There's a lot I've been discovering about The Camino that makes it such a unique pilgrimage. According to Chuck there are three major pilgrimages: Ephesus, Rome and Camino. Ephesus is where the Apostle Saint John was buried. Rome is where the Apostle Saint Peter settled and finally the Camino is where the Apostle Saint James bones are laid to rest. You see Jesus Christ had three particular disciples that were closer than all the others; Peter, James & John. James & John we're brothers, in the New Testament they were nicknamed by Jesus as the "Sons of Thunder".
Now the fascinating thing about the Apostle Saint James was that' James' gospel was all about you have to work so that your faith is matched by your life.
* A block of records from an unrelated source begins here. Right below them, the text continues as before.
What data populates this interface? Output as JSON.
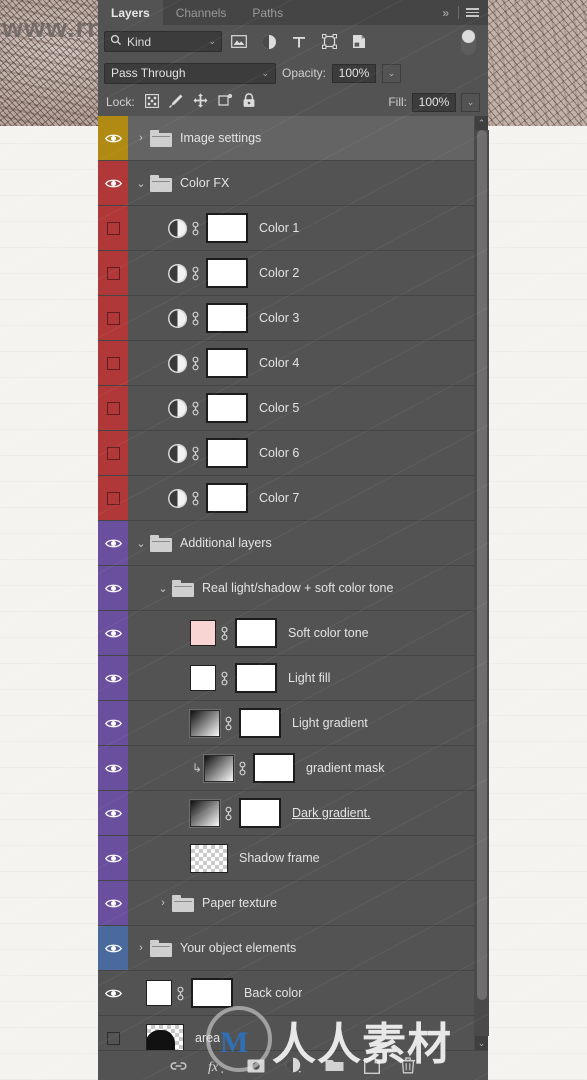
{
  "background": {
    "watermark_url": "www.rr-sc.com",
    "watermark_cn": "人人素材",
    "watermark_logo": "M"
  },
  "panel": {
    "tabs": [
      {
        "label": "Layers",
        "active": true
      },
      {
        "label": "Channels",
        "active": false
      },
      {
        "label": "Paths",
        "active": false
      }
    ],
    "overflow_label": "»",
    "menu_icon": "hamburger-menu-icon"
  },
  "filter": {
    "kind_label": "Kind",
    "search_icon": "search-icon",
    "chevron": "⌄",
    "icons": [
      "pixel-layer-filter-icon",
      "adjustment-layer-filter-icon",
      "type-layer-filter-icon",
      "shape-layer-filter-icon",
      "smart-object-filter-icon"
    ],
    "toggle_name": "filter-enable-toggle"
  },
  "blend": {
    "mode": "Pass Through",
    "chevron": "⌄",
    "opacity_label": "Opacity:",
    "opacity_value": "100%",
    "fill_label": "Fill:",
    "fill_value": "100%"
  },
  "lock": {
    "label": "Lock:",
    "icons": [
      "lock-transparent-pixels-icon",
      "lock-image-pixels-icon",
      "lock-position-icon",
      "lock-artboard-nesting-icon",
      "lock-all-icon"
    ]
  },
  "colors": {
    "label_olive": "#b08a12",
    "label_red": "#b03838",
    "label_purple": "#6a4f9e",
    "label_blue": "#4a6a9e",
    "panel_bg": "#535353",
    "row_selected": "#646464",
    "tab_bg": "#454545"
  },
  "layers": [
    {
      "name": "Image settings",
      "type": "group",
      "indent": 0,
      "visible": true,
      "label": "olive",
      "twisty": "collapsed",
      "selected": true
    },
    {
      "name": "Color FX",
      "type": "group",
      "indent": 0,
      "visible": true,
      "label": "red",
      "twisty": "expanded",
      "selected": false
    },
    {
      "name": "Color 1",
      "type": "adjustment",
      "indent": 1,
      "visible": false,
      "label": "red",
      "linked": true,
      "mask": true
    },
    {
      "name": "Color 2",
      "type": "adjustment",
      "indent": 1,
      "visible": false,
      "label": "red",
      "linked": true,
      "mask": true
    },
    {
      "name": "Color 3",
      "type": "adjustment",
      "indent": 1,
      "visible": false,
      "label": "red",
      "linked": true,
      "mask": true
    },
    {
      "name": "Color 4",
      "type": "adjustment",
      "indent": 1,
      "visible": false,
      "label": "red",
      "linked": true,
      "mask": true
    },
    {
      "name": "Color 5",
      "type": "adjustment",
      "indent": 1,
      "visible": false,
      "label": "red",
      "linked": true,
      "mask": true
    },
    {
      "name": "Color 6",
      "type": "adjustment",
      "indent": 1,
      "visible": false,
      "label": "red",
      "linked": true,
      "mask": true
    },
    {
      "name": "Color 7",
      "type": "adjustment",
      "indent": 1,
      "visible": false,
      "label": "red",
      "linked": true,
      "mask": true
    },
    {
      "name": "Additional layers",
      "type": "group",
      "indent": 0,
      "visible": true,
      "label": "purple",
      "twisty": "expanded"
    },
    {
      "name": "Real light/shadow + soft color tone",
      "type": "group",
      "indent": 1,
      "visible": true,
      "label": "purple",
      "twisty": "expanded"
    },
    {
      "name": "Soft color tone",
      "type": "fill-pink",
      "indent": 2,
      "visible": true,
      "label": "purple",
      "linked": true,
      "mask": true
    },
    {
      "name": "Light fill",
      "type": "fill-white",
      "indent": 2,
      "visible": true,
      "label": "purple",
      "linked": true,
      "mask": true
    },
    {
      "name": "Light gradient",
      "type": "gradient",
      "indent": 2,
      "visible": true,
      "label": "purple",
      "linked": true,
      "mask": true
    },
    {
      "name": "gradient mask",
      "type": "gradient",
      "indent": 2,
      "visible": true,
      "label": "purple",
      "linked": true,
      "mask": true,
      "clipped": true
    },
    {
      "name": "Dark gradient.",
      "type": "gradient",
      "indent": 2,
      "visible": true,
      "label": "purple",
      "linked": true,
      "mask": true,
      "underline": true
    },
    {
      "name": "Shadow frame",
      "type": "pixel",
      "indent": 2,
      "visible": true,
      "label": "purple"
    },
    {
      "name": "Paper texture",
      "type": "group",
      "indent": 1,
      "visible": true,
      "label": "purple",
      "twisty": "collapsed"
    },
    {
      "name": "Your object elements",
      "type": "group",
      "indent": 0,
      "visible": true,
      "label": "blue",
      "twisty": "collapsed"
    },
    {
      "name": "Back color",
      "type": "fill-white",
      "indent": 0,
      "visible": true,
      "label": "none",
      "linked": true,
      "mask": true
    },
    {
      "name": "area",
      "type": "area",
      "indent": 0,
      "visible": false,
      "label": "none"
    }
  ],
  "scrollbar": {
    "up_arrow": "⌃",
    "down_arrow": "⌄"
  },
  "bottom_toolbar": {
    "items": [
      {
        "icon": "link-layers-icon",
        "label": "Link layers"
      },
      {
        "icon": "layer-style-fx-icon",
        "label": "fx"
      },
      {
        "icon": "add-layer-mask-icon",
        "label": "Add layer mask"
      },
      {
        "icon": "new-adjustment-layer-icon",
        "label": "New adjustment layer"
      },
      {
        "icon": "new-group-icon",
        "label": "New group"
      },
      {
        "icon": "new-layer-icon",
        "label": "New layer"
      },
      {
        "icon": "delete-layer-icon",
        "label": "Delete layer"
      }
    ]
  }
}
It's not enough to say you agree that we should love one another or think good thoughts about others. The proof is in the pudding so to speak according to Apostle Saint James. So the Camino is an inner work that transforms your outer life.
At the beginning of the day I for the first time since Katie divorced me placed my wedding ring on. I walked a couple miles and placed a stone I had kept from our Portland apartment on a Camino mile marker. On the stone I had placed the date of my Camino, the twelve years we were married and Katie's name. I wouldn't be surprised if someone saw it and thought it was a grave stone. And truthfully it was. I cried as I placed it down but I felt lighter. After this point I took my ring off and for the first time I didn't miss the weight of the ring on my finger. Though I might change my mind where exactly; I believe I'd like to place my wedding ring at the statue of Saint James in Santiago. The greatest thing The Camino has done for me is help me properly grieve the lost of my wife and best friend. I'll always love her and a part of me will always long for what we had. But the Katie I loved for all those years died. If the Lord wills, I believe, I will find love again but the Katie I thought I knew and loved is gone forever. The Katie I loved would of never abandoned me and or of betrayed me. And that reality soaked in completely today. I've been clinging to a person that no longer exists. While I'm not without my flaws failing to love someone or a lack of devotion are just not apart of my DNA. I'm loyal, faithful and a believer in the goodness of the people I love. This is why The Camino has balanced my inner faith with and outward truth. People can be so good, kind and relentlessly loving. I'll continue to pray for Katie. But I don't want her back anymore. For what we were and what she was to me died. And this is my funeral and new life experience. I miss the relationship norms but I won't sacrifice a familiar comfort for a lack of passionate authenticity. I'm feeling more and more that God is making me a new kind of whole person. So while I'm fighting aches and pains today God is with me, and I have all the reason to be bold and fearless as a lion! Fearless to love myself and others and fearless to live life alone or otherwise.